Uma capa, múltiplas interpretações

Por Laura Glüer, para Coletiva.net

Laura Glüer - Arquivo pessoal

A fotografia sempre marcou momentos históricos. A imagem visual pode ser desencadeadora ou reforçadora de crises. A todo tempo, por meio das imagens visuais, novas sensações são provocadas nos espectadores - medo, repulsa, curiosidade, emoção, expectativa.  

No livro A Câmara Clara, Roland Barthes propõe uma história dos olhares sobre a fotografia, para além da abordagem técnica, histórica ou sociológica. Segundo Barthes, em muitos casos, os olhares tornam-se mais poderosos que os fatos, os números ou as informações. 

O semiólogo francês também apresenta em sua obra uma categoria desconcertante e original chamada Punctum, que remete à pontuação. No latim, o termo designa "pequena picada", "buraco", "mancha", "corte". Constitui uma ruptura no olhar do espectador, que parte da cena, como uma flecha a cortar. 

A imagem que estampou a capa da Folha de São Paulo na última quinta-feira, 19, pode ser observada a partir desse conceito de Punctum. Mesmo se tratando de uma fotomontagem, técnica utilizada muitas vezes na imprensa, a polêmica imagem provoca no espectador a forte sensação de corte no olhar - por trazer um vidro trincado e a imagem do presidente atrás. 

Alguns podem achar que essa capa faz uma radiografia do momento atual do país. Um grupo considerável, porém, questiona o momento e o contexto em que esta imagem foi veiculada, e o quanto em nada contribui para a pacificação do país e para a legitimação do atual governo. Os mais críticos relembram outros episódios semelhantes, em que houve falta de sensibilidade editorial ou objetivos implícitos nas imagens veiculadas.  

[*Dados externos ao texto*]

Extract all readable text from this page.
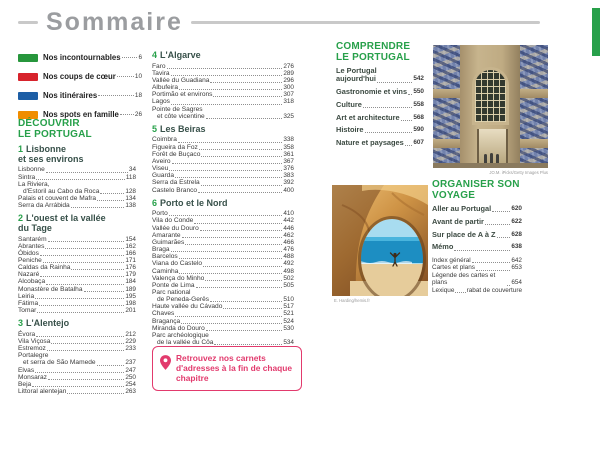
Sommaire
Nos incontournables	6
Nos coups de cœur	10
Nos itinéraires	18
Nos spots en famille	26
DÉCOUVRIR
LE PORTUGAL
1 Lisbonne
et ses environs
Lisbonne	34
Sintra	118
La Riviera,
d'Estoril au Cabo da Roca	128
Palais et couvent de Mafra	134
Serra da Arrábida	138
2 L'ouest et la vallée
du Tage
Santarém	154
Abrantes	162
Óbidos	166
Peniche	171
Caldas da Rainha	176
Nazaré	179
Alcobaça	184
Monastère de Batalha	189
Leiria	195
Fátima	198
Tomar	201
3 L'Alentejo
Évora	212
Vila Viçosa	229
Estremoz	233
Portalegre
et serra de São Mamede	237
Elvas	247
Monsaraz	250
Beja	254
Littoral alentejan	263
4 L'Algarve
Faro	276
Tavira	289
Vallée du Guadiana	296
Albufeira	300
Portimão et environs	307
Lagos	318
Pointe de Sagres
et côte vicentine	325
5 Les Beiras
Coimbra	338
Figueira da Foz	358
Forêt de Buçaco	361
Aveiro	367
Viseu	376
Guarda	383
Serra da Estrela	392
Castelo Branco	400
6 Porto et le Nord
Porto	410
Vila do Conde	442
Vallée du Douro	446
Amarante	462
Guimarães	466
Braga	476
Barcelos	488
Viana do Castelo	492
Caminha	498
Valença do Minho	502
Ponte de Lima	505
Parc national
de Peneda-Gerês	510
Haute vallée du Cávado	517
Chaves	521
Bragança	524
Miranda do Douro	530
Parc archéologique
de la vallée du Côa	534
COMPRENDRE
LE PORTUGAL
Le Portugal
aujourd'hui	542
Gastronomie et vins 550
Culture	558
Art et architecture 568
Histoire	590
Nature et paysages 607
ORGANISER SON
VOYAGE
Aller au Portugal	620
Avant de partir	622
Sur place de A à Z 628
Mémo	638
Index général	642
Cartes et plans	653
Légende des cartes et plans	654
Lexique rabat de couverture
Retrouvez nos carnets d'adresses à la fin de chaque chapitre
JO.M. iPicks/Getty Images Plus
E. Harding/hemis.fr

Enquanto alguns enxergam ameaça de ruptura, outros poderão ver o vidro trincado, com um presidente confiante atrás, como resistência democrática. Tudo é uma questão de ponto de vista do espectador. Particularmente, como cidadã, prefiro a segunda hipótese. 

Um consenso, porém, já existe: é difícil ficar impassível e neutro diante desta capa. Imagens carregadas de Punctum perpetuam-se no tempo e ajudam a construir a história. Mesmo criticada, essa capa possivelmente nos ajudará a compreender melhor no futuro a complexidade deste janeiro de 2023. 

Como disse a própria fotógrafa Gabriela Biló, autora da imagem, diante da polêmica gerada: "há sentimentos ambíguos e leituras diferentes". E todos são válidos, na sua opinião.  

Onde está a mensagem final? Na imagem projetada ou na retina de quem vê? Ou em uma instância que surge a partir dessa simbiose? Fica mais esse questionamento, sem nenhuma pretensão de ter a resposta definitiva, apenas como um olhar semiológico possível a mais este fato envolvendo a imprensa brasileira. 

Laura Glüer é jornalista e professora universitária.